While many of these packages note that they are for “security research,” we lack sufficient context to determine the intent of the package author. In absence of this context, we must assume the worst case and treat the package as malicious. This means that registry maintainers must take time out of their day to deal with these packages - leaving them less time to deal with legitimate threats - and we are all worse off for it. 
Typosquats as Billboards
In 2019 the maintainer of
As if things couldn’t get worse, we’ve begun seeing publications from security companies typosquatting popular packages, directing users to their services. Is this a creative marketing tactic? Sure. Is it an appropriate use of the open-source ecosystems we all share? Absolutely not. It wastes the time of individuals trying to keep these ecosystems clean and it is confusing for developers who accidentally install these packages. Regardless of the underlying motivations of the company, can we all agree that treating typosquats as billboards is an all-around bad idea?
Novel Research Has Value
Let’s be clear: There is value in novel research. When Alex Birsan published his write-up on dependency confusion, a vast amount was collectively gained by the community. Our collective security posture was improved as more people became aware of this sort of attack.
Since then there has been a surge of copycats poorly attempting to replicate Alex’s success. The shotgun approach to package publication the individuals take, with little concern for the possible collateral damage, does nothing to improve the security posture of open source. It’s noisy, it’s unlikely to be effective as a bug bounty, and it has a good chance of impacting an unrelated party.
Follow these best practices if you do decide to conduct research in the open-source ecosystem:
- Minimize the publication of bug bounty packages to open-source repositories
- If you must publish a package for security research, make sure it conforms with the TOS of the open-source repository
- Security research packages should contain a minimal payload to demonstrate feasibility; don’t send off more data than is necessary
- Be overly cautious about how your package publication might impact random third parties
- When possible, prefer private registries for proofs-of-concept or CTFs
Risks and Impacts
The consequences of software supply chain attacks from the open-source ecosystem can be devastating. One mistake made by any developer in your supply chain could cause your entire software organization to crumble. In many ways, the open-source supply chain is more akin to a watering hole. Nearly every developer writing software in a particular language uses open-source packages in that language, and they all come from the same sources.
Developers are able to use any open-source package they choose. Each package can have an arbitrary number of dependencies, and the permutations of those dependencies can change erratically, unbeknownst to the software developer. To make matters worse, this is a recursive problem. Organizations do not just need to worry about the security hygiene of developers within their software organizations; they must also consider the developers of the packages their developers rely on, and the developers of the packages those developers rely on, ad infinitum.
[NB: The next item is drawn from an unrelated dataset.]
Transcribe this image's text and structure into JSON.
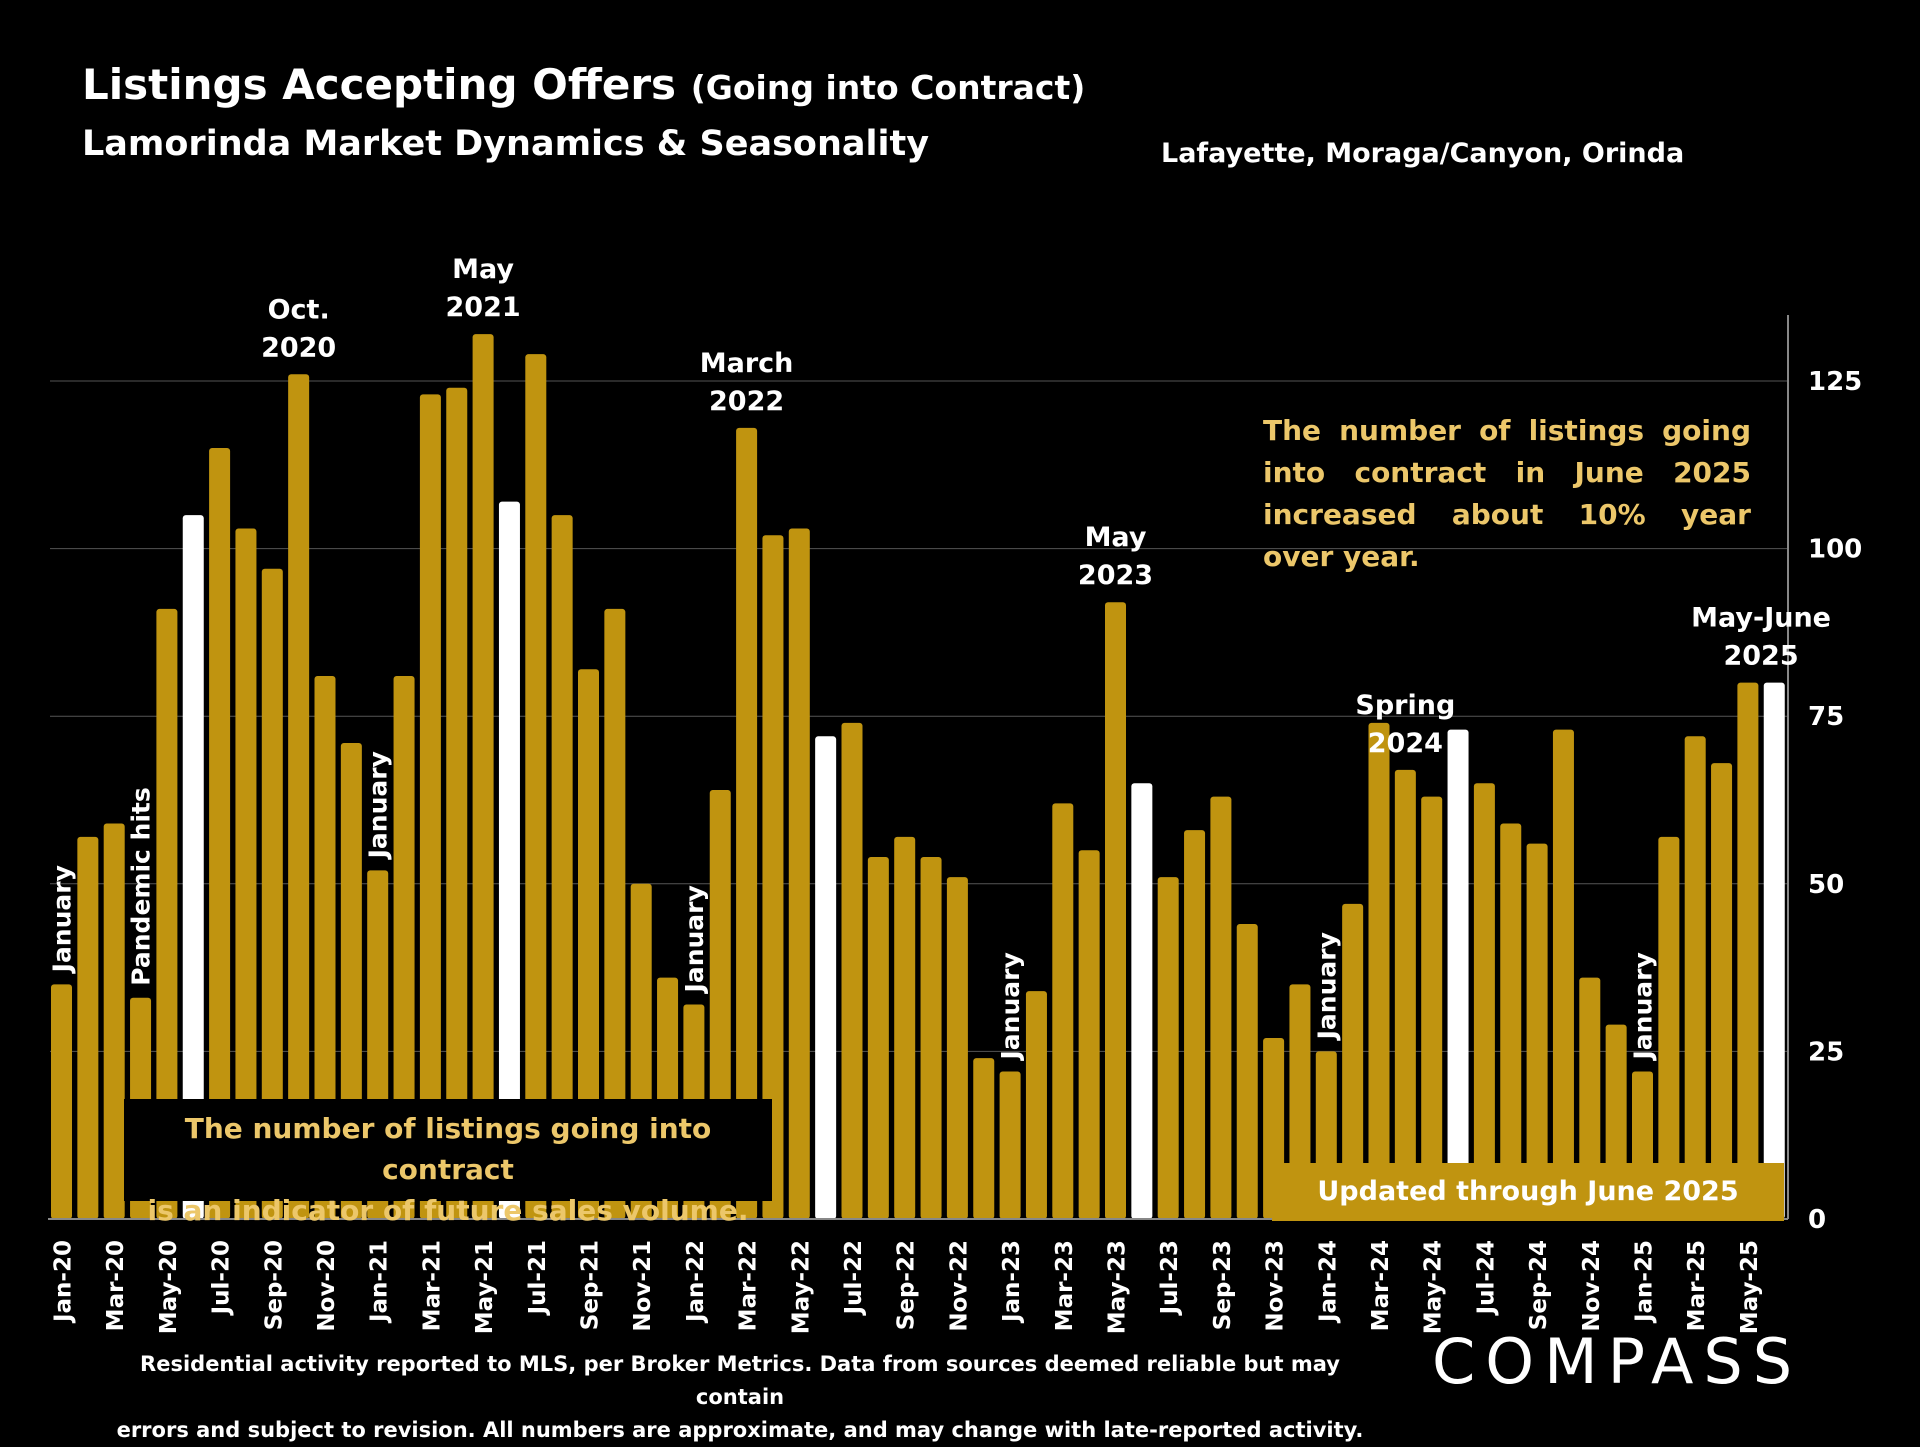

The odds of a specific developer being compromised might be low, but the odds of some developer in your supply chain being compromised are much higher. The number of developers in an organization times the number of packages those developers use creates an exponentially growing attack surface that is difficult to reason about or manage. The compromise of just one individual, one hop outside of your organization, could lead to the loss of sensitive credentials or the installation of backdoors inside of your organization. The scale of this problem is one that no one can afford to ignore.
- Dustin Ingram and Ee Durbin have been wonderful to work with and have removed reported packages extremely quickly.
- We have seen instances of authors publishing packages under the guise of bug bounties. Only to turn around and start delivering much more malicious payloads in a subsequent package version.
- Not compensating open-source developers is a software supply chain threat. We should consider ways to effectively compensate these developers.